Global Christian Relief’in başkanı David Curry, Çin Komünist Partisi’nin Uygur politikalarının, rejimin emirlerine boyun eğmek için dinlerini “günahsızlaştırmayan” Çin’deki Hıristiyanlara yönelik zulüm için “giysili prova” işlevi görebileceğini söyledi. Ülkenin yüz tanıma teknolojilerinin, kamuoyu açıklamalarını izleyen “sosyal kredi” programının ve diğer önlemlerin muhalif inananlara karşı kullanılabileceğini söyledi.
The Washington Times’a konuşan Bay Curry, “Toplama kamplarını göreceğinizi sanmıyorum” dedi. “Hıristiyanların potansiyel olarak kendi evlerinde kalmaya zorlandığını, uçuş yasağı listesinde tutulduğunu, iş dışında tutulduğunu göreceksiniz” dedi.
kaçınmak eleştiri
Avukat olan ve şu anda USCIRF paneline başkanlık eden Uygur-Amerikalı Nury Turkel, Çin’in dini politikalarının, Rusya’nın 2022’de Ukrayna’yı işgalinin ardından aldığı türden yaygın uluslararası kınamayı geride bırakmayı başardığını söyledi.
Geçen Şubat ayındaki Ukrayna işgalinden sonraki iki hafta içinde, bir röportajda “100’e yakın küresel marka ya askıya alındı” dedi. [operations] ya da Rusya’dan tamamen çekildi.”
Buna karşılık, “hiçbir Amerikan veya küresel marka şirketi, ciddi bir sorun olduğunu uzaktan bile kabul etmedi” veya Uygurların başına gelenleri açıklamak için “soykırım” kelimesini kullanmadı.
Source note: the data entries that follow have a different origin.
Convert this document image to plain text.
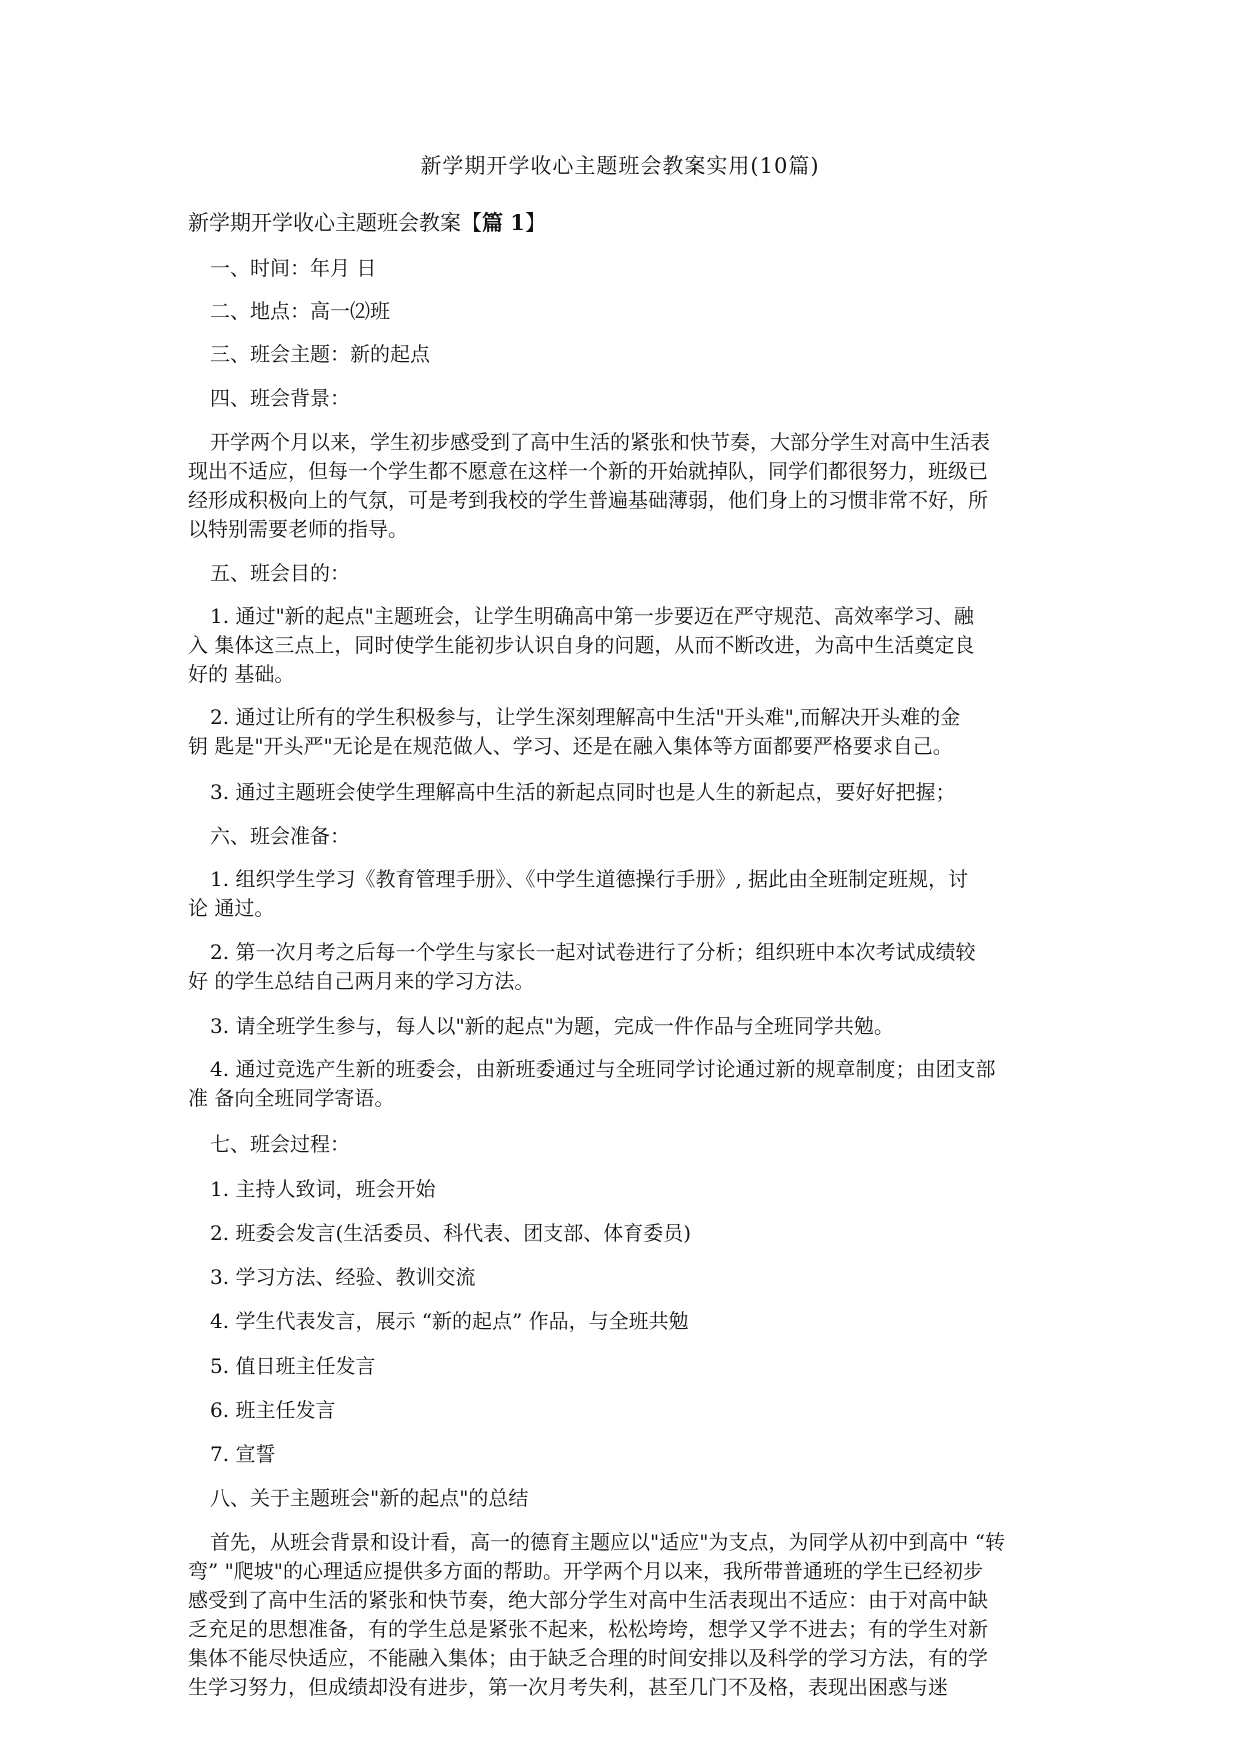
新学期开学收心主题班会教案实用(10篇)
新学期开学收心主题班会教案【篇 1】
一、时间：年月 日
二、地点：高一⑵班
三、班会主题：新的起点
四、班会背景：
开学两个月以来，学生初步感受到了高中生活的紧张和快节奏，大部分学生对高中生活表
现出不适应，但每一个学生都不愿意在这样一个新的开始就掉队，同学们都很努力，班级已
经形成积极向上的气氛，可是考到我校的学生普遍基础薄弱，他们身上的习惯非常不好，所
以特别需要老师的指导。
五、班会目的：
1. 通过"新的起点"主题班会，让学生明确高中第一步要迈在严守规范、高效率学习、融
入 集体这三点上，同时使学生能初步认识自身的问题，从而不断改进，为高中生活奠定良
好的 基础。
2. 通过让所有的学生积极参与，让学生深刻理解高中生活"开头难",而解决开头难的金
钥 匙是"开头严"无论是在规范做人、学习、还是在融入集体等方面都要严格要求自己。
3. 通过主题班会使学生理解高中生活的新起点同时也是人生的新起点，要好好把握；
六、班会准备：
1. 组织学生学习《教育管理手册》、《中学生道德操行手册》, 据此由全班制定班规，讨
论 通过。
2. 第一次月考之后每一个学生与家长一起对试卷进行了分析；组织班中本次考试成绩较
好 的学生总结自己两月来的学习方法。
3. 请全班学生参与，每人以"新的起点"为题，完成一件作品与全班同学共勉。
4. 通过竞选产生新的班委会，由新班委通过与全班同学讨论通过新的规章制度；由团支部
准 备向全班同学寄语。
七、班会过程：
1. 主持人致词，班会开始
2. 班委会发言(生活委员、科代表、团支部、体育委员)
3. 学习方法、经验、教训交流
4. 学生代表发言，展示 “新的起点” 作品，与全班共勉
5. 值日班主任发言
6. 班主任发言
7. 宣誓
八、关于主题班会"新的起点"的总结
首先，从班会背景和设计看，高一的德育主题应以"适应"为支点，为同学从初中到高中 “转
弯” "爬坡"的心理适应提供多方面的帮助。开学两个月以来，我所带普通班的学生已经初步
感受到了高中生活的紧张和快节奏，绝大部分学生对高中生活表现出不适应：由于对高中缺
乏充足的思想准备，有的学生总是紧张不起来，松松垮垮，想学又学不进去；有的学生对新
集体不能尽快适应，不能融入集体；由于缺乏合理的时间安排以及科学的学习方法，有的学
生学习努力，但成绩却没有进步，第一次月考失利，甚至几门不及格，表现出困惑与迷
Bay Turkel, Çinliler için insan hakları lehinde konuşma yaptıktan sonra NBA kariyeri bir kenara bırakılan profesyonel basketbolcu Enes Kanter Freedom’a NBA’in muamelesine atıfta bulunarak, Çin parasının ve geniş Çin pazarının cazibesinin sorunun temelinde olduğuna inanıyor. insanlar.
“Yani NBA, spor dünyası, Silikon Vadisi, Hollywood, akademi veya Washington’daki bazı düşünce kuruluşlarındaki lobiciler – hepsi ÇKP’nin emirlerini yerine getiriyor. Bu da hükümetimizi felç ediyor” dedi.
“Bu katılımı teşvik etme biçimleri [with China] Adeta bir ahlak sahtekarlığıdır” dedi. “… Bunu üstlenmeye istekli değiliz. Bunun olmasını engellemeye niyetimiz yok.”
Eylemsizlikten “yozlaşmış bir iş ortamını, liderliğimizdeki beceriksizliği, Çin yatırımına karışmayı, hatta emeklilik fonlarımızı” sorumlu tuttu.
“Hükümetimizin zulmü tanıması veya uygun bir isim vermesi için lobicilik çabası gerekmemeli” dedi.